Es ist ein Rätsel, was diesen bleichgesichtigen, feingliedrigen Studenten der Politikwissenschaft zum Massaker an betenden Muslimen motiviert haben könnte. Aber alte Schulkameraden erzählten der kanadischen Zeitung Globe and Mail, dass er sich nach einem Québec-Besuch der französischen Rechtspolitikerin Marine Le Pen im vergangenen März augenfällig radikalisiert habe. Wegen seiner Unterstützung von Le Pen und Donald Trump habe B. von da an immer wieder Auseinandersetzungen mit Mitstudenten an der Universität Laval in Québec gehabt.

Offenbar äußerte er schon vorher Hass gegenüber Fremden und Feministinnen. Vor allem habe er den Islam vehement abgelehnt, berichtete ein Jugendfreund. Aber eine solche Gewalttat habe dem introvertierten Studenten niemand aus seiner Universitätsumgebung zugetraut.

"Sie hätten keine ruhigere Person finden können"

Eine Nachbarin beschrieb den Studenten, der kürzlich zusammen mit seinem Bruder aus der Wohnung der Eltern in eine eigene Bleibe umgezogen war, als sehr zurückgezogen. "Sie hätten keine ruhigere Person finden können", sagte sie dem kanadischen Fernsehen CBC. Ehemalige Mitschüler erzählten, früher sei B. wegen seiner altmodischen Kleider und dünnen Statur von Klassenkameraden gehänselt worden. Er habe hässliche Bemerkungen aber jeweils locker gekontert.

Die Polizei untersucht immer noch die Umstände und Motive, die zum Massaker in der Moschee führten. Sechs Menschen wurden getötet - darunter ein Metzger, ein Universitätsprofessor und ein Apotheker. Vier Opfer wurden schwer verletzt. Der Beschuldigte wurde am Montag in Québec dem Richter vorgeführt. Er war weiß gekleidet, hielt den Kopf gesenkt und blieb stumm.

Hinweise auf seine möglichen Sympathien für die äußerste Rechte kamen auch von der Flüchtlingsorganisation Bienvenue aux refugié.es auf Facebook. Sie schrieb, dass B. den Aktivisten schon früher durch extreme und menschenfeindliche Kommentare aufgefallen sei.
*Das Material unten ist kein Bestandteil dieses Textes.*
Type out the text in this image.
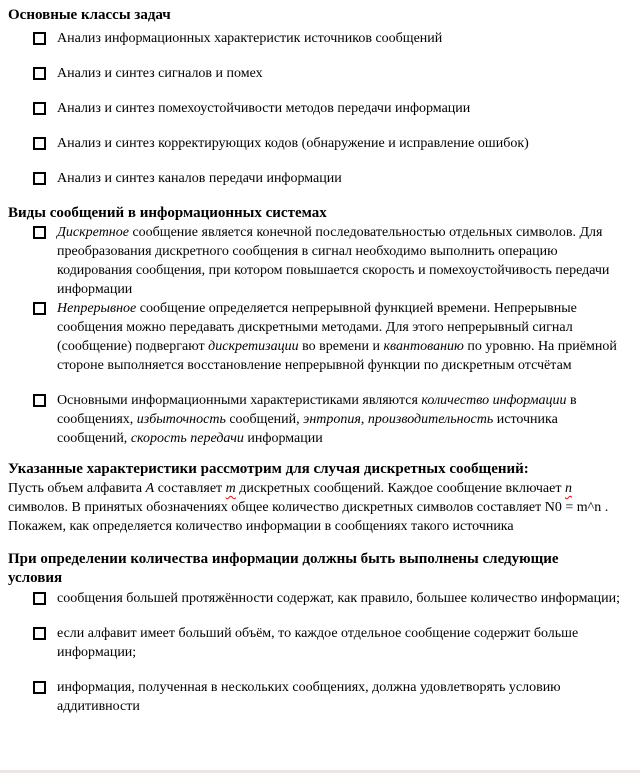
Основные классы задач
Анализ информационных характеристик источников сообщений
Анализ и синтез сигналов и помех
Анализ и синтез помехоустойчивости методов передачи информации
Анализ и синтез корректирующих кодов (обнаружение и исправление ошибок)
Анализ и синтез каналов передачи информации
Виды сообщений в информационных системах
Дискретное сообщение является конечной последовательностью отдельных символов. Для преобразования дискретного сообщения в сигнал необходимо выполнить операцию кодирования сообщения, при котором повышается скорость и помехоустойчивость передачи информации
Непрерывное сообщение определяется непрерывной функцией времени. Непрерывные сообщения можно передавать дискретными методами. Для этого непрерывный сигнал (сообщение) подвергают дискретизации во времени и квантованию по уровню. На приёмной стороне выполняется восстановление непрерывной функции по дискретным отсчётам
Основными информационными характеристиками являются количество информации в сообщениях, избыточность сообщений, энтропия, производительность источника сообщений, скорость передачи информации
Указанные характеристики рассмотрим для случая дискретных сообщений:
Пусть объем алфавита A составляет m дискретных сообщений. Каждое сообщение включает n символов. В принятых обозначениях общее количество дискретных символов составляет N0 = m^n . Покажем, как определяется количество информации в сообщениях такого источника
При определении количества информации должны быть выполнены следующие условия
сообщения большей протяжённости содержат, как правило, большее количество информации;
если алфавит имеет больший объём, то каждое отдельное сообщение содержит больше информации;
информация, полученная в нескольких сообщениях, должна удовлетворять условию аддитивности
Unklar ist, woher B. die Schusswaffe hatte, ein Modell, das nicht in Kanada erhältlich ist, und wie er sich auf die Tat vorbereitete.

In Kanada hat die Tragödie nicht nur zu großen Solidaritätskundgebungen im ganzen Land, sondern auch zu einem Schulterschluss quer über die Parteigrenzen hinweg geführt. Premierminister Justin Trudeau richtete sich im Parlament in Ottawa an die muslimische Bevölkerung: "Wir sind mit euch; 36 Millionen Herzen brechen wie die euren." Alle führenden Politiker Kanadas verurteilten die Gewalttat.

Der Sprecher des US-Präsidenten Donald Trump, Sean Spicer, rechtfertigte das Einreiseverbot für Muslime in den USA mit dem Attentat in Québec. Als bekannt wurde, dass es sich beim mutmaßlichen Mörder nicht um einen Muslim, sondern um einen weißen gutbürgerlichen Kanadier aus Québec handelt, schwieg das Weiße Haus.